Technology & Science

Recent Arctic warming follows centuries of natural cooling

The Arctic had been cooling for almost 2,000 years before a recent, sudden warming in the last 50 years, a new study on climate change suggests.

The Arctic had been cooling for almost 2,000 years before a recent, sudden warming in the last 50 years, a new study on climate change suggests.

The five-year study by an international team of scientists from the U.S., Canada, Iceland, Norway and Finland provides more evidence that human activity and greenhouse gases are affecting the Earth's climate.

The researchers, led by Darrell Kaufman, a geologist and environmental scientist at Northern Arizona University, reconstructed 2,000 years of summer temperature data from Arctic lake sediments, tree rings and glacier ice.

Prior to this study, the record of temperature data with this level of detail went back only 400 years. 

"Our reconstruction shows that the last half-century was the warmest of the last 2,000 years," said Kaufman in a release.

The warming in the last 50 years was preceded by a steady cooling trend that should have continued through the 20th century, the researchers said.

The cooling trend lasting at least 1,900 years was caused by a wobble in the Earth's rotational axis that slowly increased the distance between the Earth and the Sun during the summer in the Arctic, reducing the amount of summer sunlight there, the scientists said.

The wobble, or precession, in the Earth's rotation continued into the 20th century, so the cooling should have continued, too, but by the 1950s summer temperatures in the Arctic were about 0.7 degrees higher than expected.

As well, the 1990s were the warmest decade of the last two millennia, the researchers said, with summer temperatures in the Arctic averaging about 1.4 degrees higher than would have been expected if the cooling trend had continued.

The study also agreed with previous studies that found that warming in the Arctic is occurring at a higher rate than in the rest of the world because of changes in albedo, or how much light the ground reflects back into space.

"The Arctic amplifies climate change as reflective snow and ice are replaced by dark, heat-absorbing water and vegetated surfaces," said Kaufmann. As well, melting glacial ice contributes to sea-level rise and thawing permafrost releases methane gas, an important contributor to the greenhouse effect.
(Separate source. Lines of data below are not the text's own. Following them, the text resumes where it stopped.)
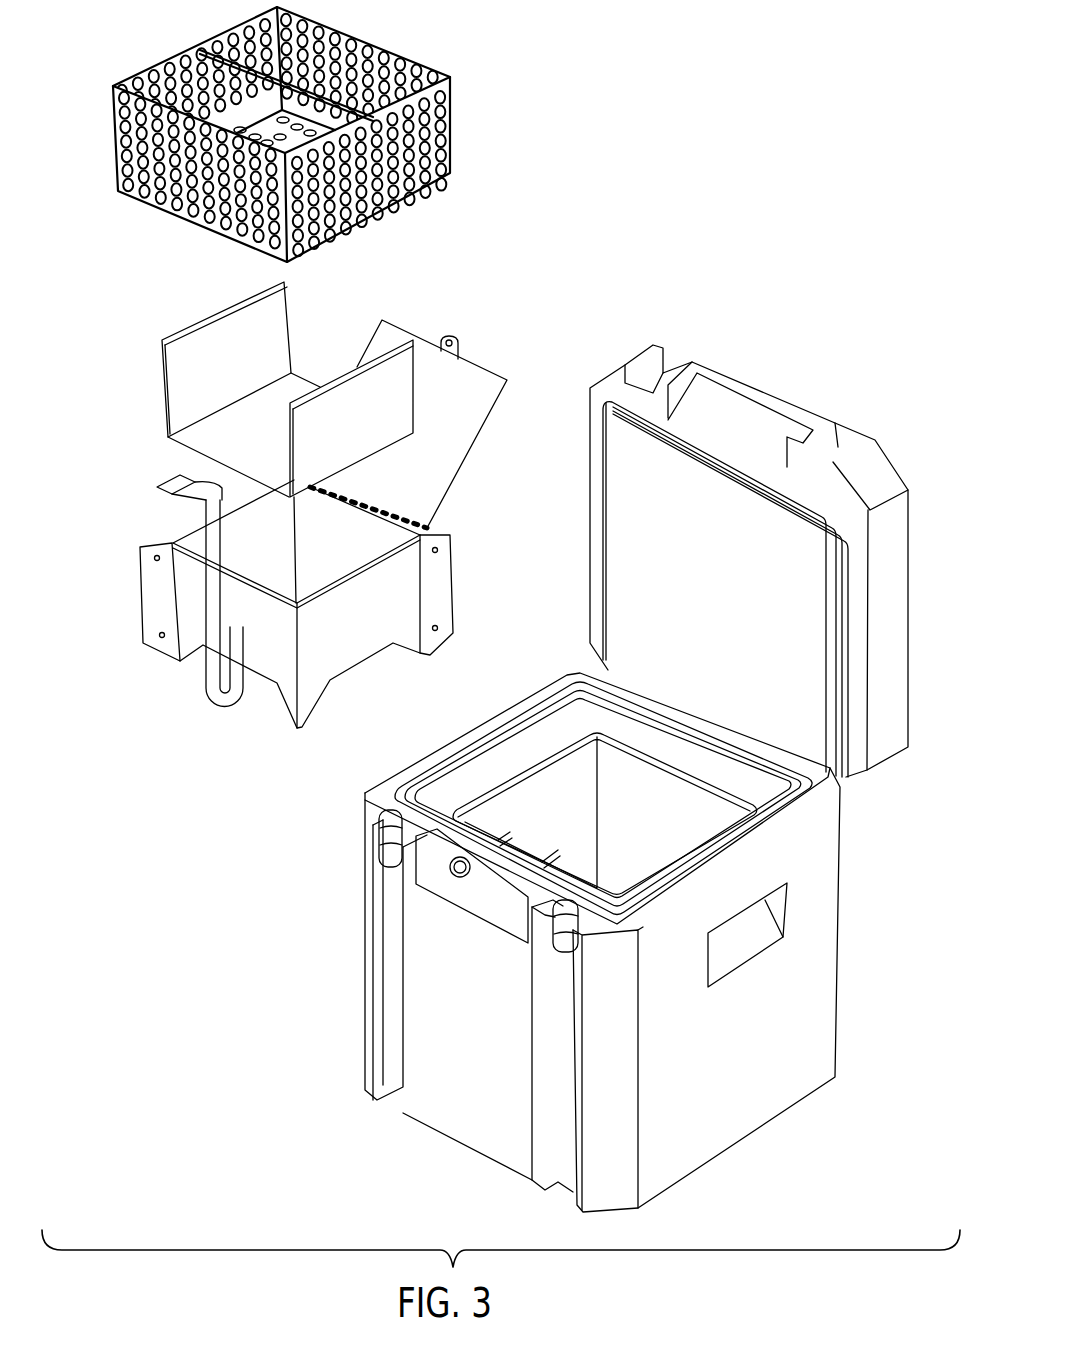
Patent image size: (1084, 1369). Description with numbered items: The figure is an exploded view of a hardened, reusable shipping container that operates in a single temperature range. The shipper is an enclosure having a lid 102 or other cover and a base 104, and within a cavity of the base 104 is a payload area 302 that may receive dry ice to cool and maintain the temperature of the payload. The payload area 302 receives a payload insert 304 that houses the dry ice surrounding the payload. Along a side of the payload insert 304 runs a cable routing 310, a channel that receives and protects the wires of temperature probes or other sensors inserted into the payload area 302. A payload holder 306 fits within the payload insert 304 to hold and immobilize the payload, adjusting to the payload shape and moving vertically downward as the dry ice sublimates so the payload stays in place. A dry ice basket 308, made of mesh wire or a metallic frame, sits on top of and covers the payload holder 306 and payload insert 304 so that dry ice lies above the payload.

The lid 102 is at (900, 473).
The base 104 is at (838, 1060).
The payload area 302 is at (730, 822).
The payload insert 304 is at (293, 683).
The payload holder 306 is at (163, 373).
The dry ice basket 308 is at (123, 150).
The cable routing 310 is at (207, 650).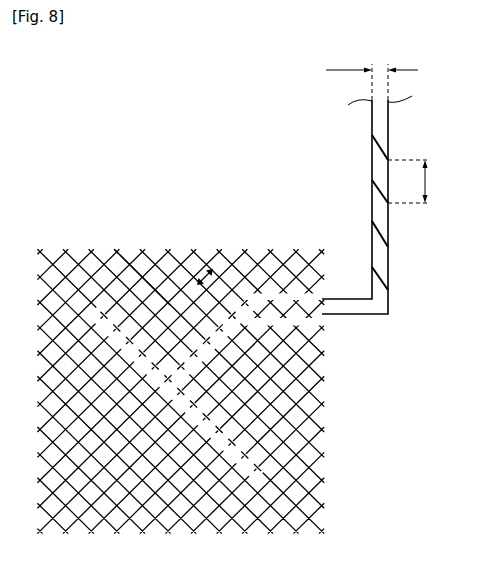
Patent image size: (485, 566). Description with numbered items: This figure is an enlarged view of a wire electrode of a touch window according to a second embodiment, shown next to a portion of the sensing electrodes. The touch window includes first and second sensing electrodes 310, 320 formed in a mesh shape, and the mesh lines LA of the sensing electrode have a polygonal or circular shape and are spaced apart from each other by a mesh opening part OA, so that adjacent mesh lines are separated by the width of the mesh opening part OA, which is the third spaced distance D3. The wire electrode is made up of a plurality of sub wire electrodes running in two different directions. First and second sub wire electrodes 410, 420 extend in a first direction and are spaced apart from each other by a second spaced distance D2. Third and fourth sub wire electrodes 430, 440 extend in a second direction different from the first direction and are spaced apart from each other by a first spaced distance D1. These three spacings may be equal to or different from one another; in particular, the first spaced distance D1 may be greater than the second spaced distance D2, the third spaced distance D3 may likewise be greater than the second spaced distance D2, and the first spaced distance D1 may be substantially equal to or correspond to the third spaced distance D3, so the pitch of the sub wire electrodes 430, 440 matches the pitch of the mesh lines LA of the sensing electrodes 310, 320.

The first sensing electrode 310 is at (278, 278).
The second sensing electrode 320 is at (125, 305).
The first sub wire electrode 410 is at (371, 152).
The second sub wire electrode 420 is at (390, 121).
The third sub wire electrode 430 is at (370, 124).
The fourth sub wire electrode 440 is at (371, 199).
The mesh opening part OA is at (175, 267).
The mesh lines LA is at (246, 271).
The first spaced distance D1 is at (422, 181).
The second spaced distance D2 is at (370, 74).
The third spaced distance D3 is at (203, 266).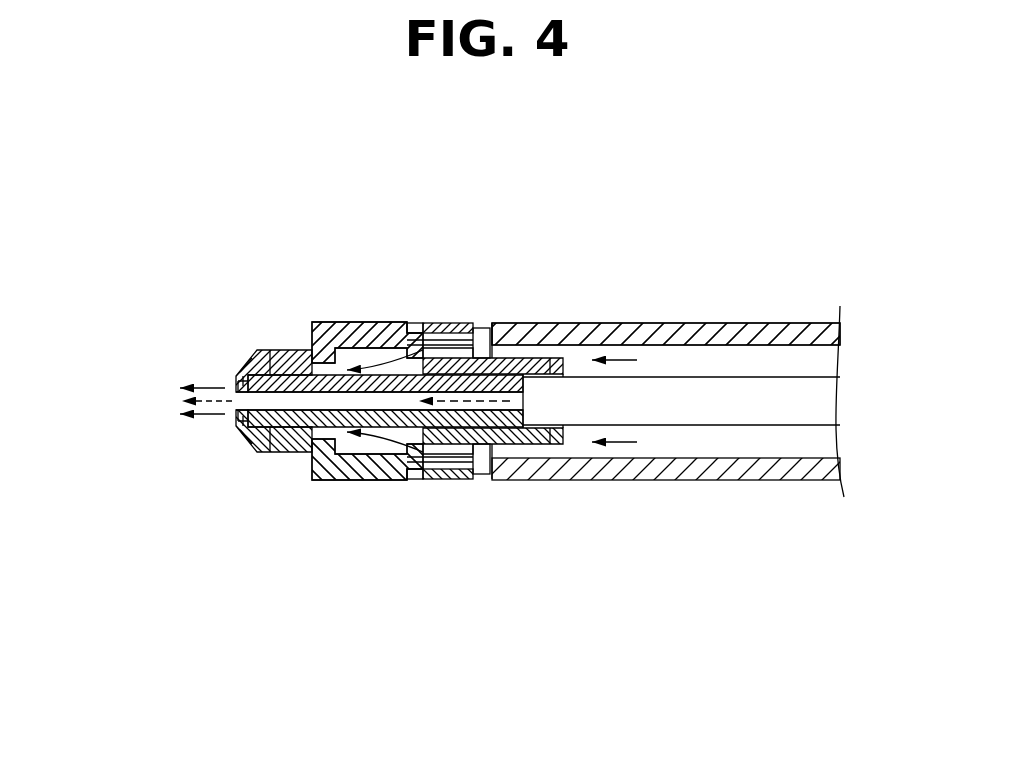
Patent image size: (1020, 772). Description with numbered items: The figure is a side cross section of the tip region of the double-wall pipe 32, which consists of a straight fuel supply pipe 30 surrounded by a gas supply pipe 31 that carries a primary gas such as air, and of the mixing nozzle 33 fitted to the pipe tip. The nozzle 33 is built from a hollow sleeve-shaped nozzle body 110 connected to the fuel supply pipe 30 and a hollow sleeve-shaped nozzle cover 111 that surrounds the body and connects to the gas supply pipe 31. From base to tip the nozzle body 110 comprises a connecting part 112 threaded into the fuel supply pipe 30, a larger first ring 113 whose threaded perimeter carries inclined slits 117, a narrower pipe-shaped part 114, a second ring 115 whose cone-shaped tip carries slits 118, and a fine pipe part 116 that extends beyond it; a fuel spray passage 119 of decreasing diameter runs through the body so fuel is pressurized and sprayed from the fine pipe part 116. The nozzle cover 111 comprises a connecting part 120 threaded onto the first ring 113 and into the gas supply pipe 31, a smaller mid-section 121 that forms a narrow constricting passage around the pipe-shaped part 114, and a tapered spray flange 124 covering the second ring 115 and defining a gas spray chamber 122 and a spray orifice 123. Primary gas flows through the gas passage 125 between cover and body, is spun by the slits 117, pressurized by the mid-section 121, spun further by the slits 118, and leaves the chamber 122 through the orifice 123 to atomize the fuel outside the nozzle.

"Arctic warming will continue to exceed temperature increases in the rest of the Northern Hemisphere, resulting in accelerated loss of land ice and an increased rate of sea-level rise, with global consequences," said research team member Gifford Miller of the University of Colorado, Boulder.

The study, published this week in Science, was based on previously published data by Kaufman's team from studies of sediment cores taken from 14 lakes. It also included a computer simulation of climate change over the last 2,000 years, which agrees with the climate model proposed by the National Center for Atmospheric Research used to predict future climate change.